The economic parameters used to model Tax Receipts over the past 64 (n) years are: the U.S. population, the unemployment rate, the inflation rate, the U.S. Gross Domestic Product (GDP), federal government debt, federal government spending, the federal government budget size, the trade deficit, consumer spending, state government deficits, state government spending on social benefits, federal government spending on social benefits, and personal income. The intercept value in the above table is not a parameter – it is the value of Tax Receipts (in billions of dollars) if all other parameters equal zero. These economic parameters are denoted in the above table.

The R² statistic illustrates how closely the linear regression model resembles a straight line (the ideal condition). If R² equals one then the model is 100% linear and the parameters correlate 100%. On the other hand, if R² is equal to zero then there is no correlation and the data in the linear regression model is completely random. T statistics reveal which of the economic parameters has the best correlation to the parameter being tested (Tax Receipts in this case). The higher the absolute value of the t statistic, the better the correlation the corresponding economic parameter has to the tested variable (Tax Receipts in this case). If a coefficient value of an economic parameter is positive then it trends in the same direction of the tested variable (Tax Receipts in this case). If a coefficient value is negative then the corresponding variable trends in the opposite direction of the tested variable (Tax Receipts in this case). It is time to do some math to prove higher taxes and government spending cripple economies. What economic parameters have the biggest effect on U.S. federal government Tax Receipts?

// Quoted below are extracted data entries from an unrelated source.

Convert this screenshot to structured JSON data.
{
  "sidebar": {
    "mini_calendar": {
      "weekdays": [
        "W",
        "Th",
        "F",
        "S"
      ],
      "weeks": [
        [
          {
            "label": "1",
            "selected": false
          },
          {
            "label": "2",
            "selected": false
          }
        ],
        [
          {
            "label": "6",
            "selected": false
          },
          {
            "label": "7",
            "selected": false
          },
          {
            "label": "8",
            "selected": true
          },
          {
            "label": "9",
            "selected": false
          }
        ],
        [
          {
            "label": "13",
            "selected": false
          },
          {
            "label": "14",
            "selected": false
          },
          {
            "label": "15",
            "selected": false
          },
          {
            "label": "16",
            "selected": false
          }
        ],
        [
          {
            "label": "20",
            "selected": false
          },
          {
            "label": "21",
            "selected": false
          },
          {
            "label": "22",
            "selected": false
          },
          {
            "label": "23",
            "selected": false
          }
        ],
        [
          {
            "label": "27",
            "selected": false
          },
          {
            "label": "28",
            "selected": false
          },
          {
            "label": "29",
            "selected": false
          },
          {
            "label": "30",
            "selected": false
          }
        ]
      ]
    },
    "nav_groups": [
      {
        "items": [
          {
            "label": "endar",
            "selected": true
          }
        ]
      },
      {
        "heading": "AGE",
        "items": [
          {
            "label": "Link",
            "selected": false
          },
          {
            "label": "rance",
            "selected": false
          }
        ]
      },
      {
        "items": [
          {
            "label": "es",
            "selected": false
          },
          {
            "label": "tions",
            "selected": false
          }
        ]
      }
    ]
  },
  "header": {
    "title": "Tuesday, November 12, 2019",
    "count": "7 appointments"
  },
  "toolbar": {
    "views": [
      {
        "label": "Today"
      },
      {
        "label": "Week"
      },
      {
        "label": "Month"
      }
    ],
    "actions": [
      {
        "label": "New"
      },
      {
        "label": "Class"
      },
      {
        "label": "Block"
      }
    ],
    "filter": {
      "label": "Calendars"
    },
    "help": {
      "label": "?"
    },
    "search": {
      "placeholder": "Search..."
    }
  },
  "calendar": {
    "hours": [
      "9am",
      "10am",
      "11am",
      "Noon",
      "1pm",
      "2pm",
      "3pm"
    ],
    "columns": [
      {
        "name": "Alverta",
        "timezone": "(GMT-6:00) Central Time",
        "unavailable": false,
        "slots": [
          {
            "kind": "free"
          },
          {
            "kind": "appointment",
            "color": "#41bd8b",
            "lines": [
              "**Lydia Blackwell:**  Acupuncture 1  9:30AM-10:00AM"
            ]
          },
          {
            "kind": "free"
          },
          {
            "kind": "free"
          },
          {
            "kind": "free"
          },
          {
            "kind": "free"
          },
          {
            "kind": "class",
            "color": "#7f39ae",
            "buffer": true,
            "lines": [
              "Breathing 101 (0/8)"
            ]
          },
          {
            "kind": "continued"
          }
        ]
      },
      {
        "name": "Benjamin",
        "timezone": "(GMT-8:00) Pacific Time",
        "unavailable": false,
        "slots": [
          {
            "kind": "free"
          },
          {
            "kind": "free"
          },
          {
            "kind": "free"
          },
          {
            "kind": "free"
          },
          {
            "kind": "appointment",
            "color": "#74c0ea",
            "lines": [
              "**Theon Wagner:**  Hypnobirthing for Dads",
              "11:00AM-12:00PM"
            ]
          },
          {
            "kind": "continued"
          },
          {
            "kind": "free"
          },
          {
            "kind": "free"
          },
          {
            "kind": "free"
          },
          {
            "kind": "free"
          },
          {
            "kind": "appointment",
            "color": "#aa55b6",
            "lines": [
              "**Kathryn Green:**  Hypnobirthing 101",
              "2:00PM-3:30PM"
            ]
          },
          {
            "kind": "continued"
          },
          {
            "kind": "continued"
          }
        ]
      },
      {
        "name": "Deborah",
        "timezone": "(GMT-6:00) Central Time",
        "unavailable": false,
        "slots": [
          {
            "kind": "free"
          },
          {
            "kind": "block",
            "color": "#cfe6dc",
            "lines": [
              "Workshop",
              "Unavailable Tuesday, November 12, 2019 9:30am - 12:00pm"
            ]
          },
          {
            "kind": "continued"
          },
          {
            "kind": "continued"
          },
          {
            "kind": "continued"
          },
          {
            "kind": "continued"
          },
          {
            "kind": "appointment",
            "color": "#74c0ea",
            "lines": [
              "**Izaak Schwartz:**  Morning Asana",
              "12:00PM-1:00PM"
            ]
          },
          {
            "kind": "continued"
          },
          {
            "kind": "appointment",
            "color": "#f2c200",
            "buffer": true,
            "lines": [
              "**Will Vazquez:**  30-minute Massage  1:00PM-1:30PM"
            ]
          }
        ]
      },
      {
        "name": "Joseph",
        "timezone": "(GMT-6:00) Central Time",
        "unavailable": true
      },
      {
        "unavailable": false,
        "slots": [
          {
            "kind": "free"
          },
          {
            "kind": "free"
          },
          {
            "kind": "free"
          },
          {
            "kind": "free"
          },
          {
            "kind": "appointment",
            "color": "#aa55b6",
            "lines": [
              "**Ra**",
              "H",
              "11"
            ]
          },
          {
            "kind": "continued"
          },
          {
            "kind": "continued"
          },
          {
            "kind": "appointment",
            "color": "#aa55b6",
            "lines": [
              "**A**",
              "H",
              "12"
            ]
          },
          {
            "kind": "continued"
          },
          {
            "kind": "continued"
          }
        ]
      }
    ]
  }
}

As personal income, federal government spending, and state government debt increase so does the amount of tax receipts received by the federal government. This, once again, proves the federal government will spend more if it receives more revenue. The federal deficit continues to increase even as the government receives more tax revenue. Interestingly, the only thing that will help reduce federal government tax revenues is to reduce the budget, and in particular, government social benefit spending. Our current government is following the opposite strategy.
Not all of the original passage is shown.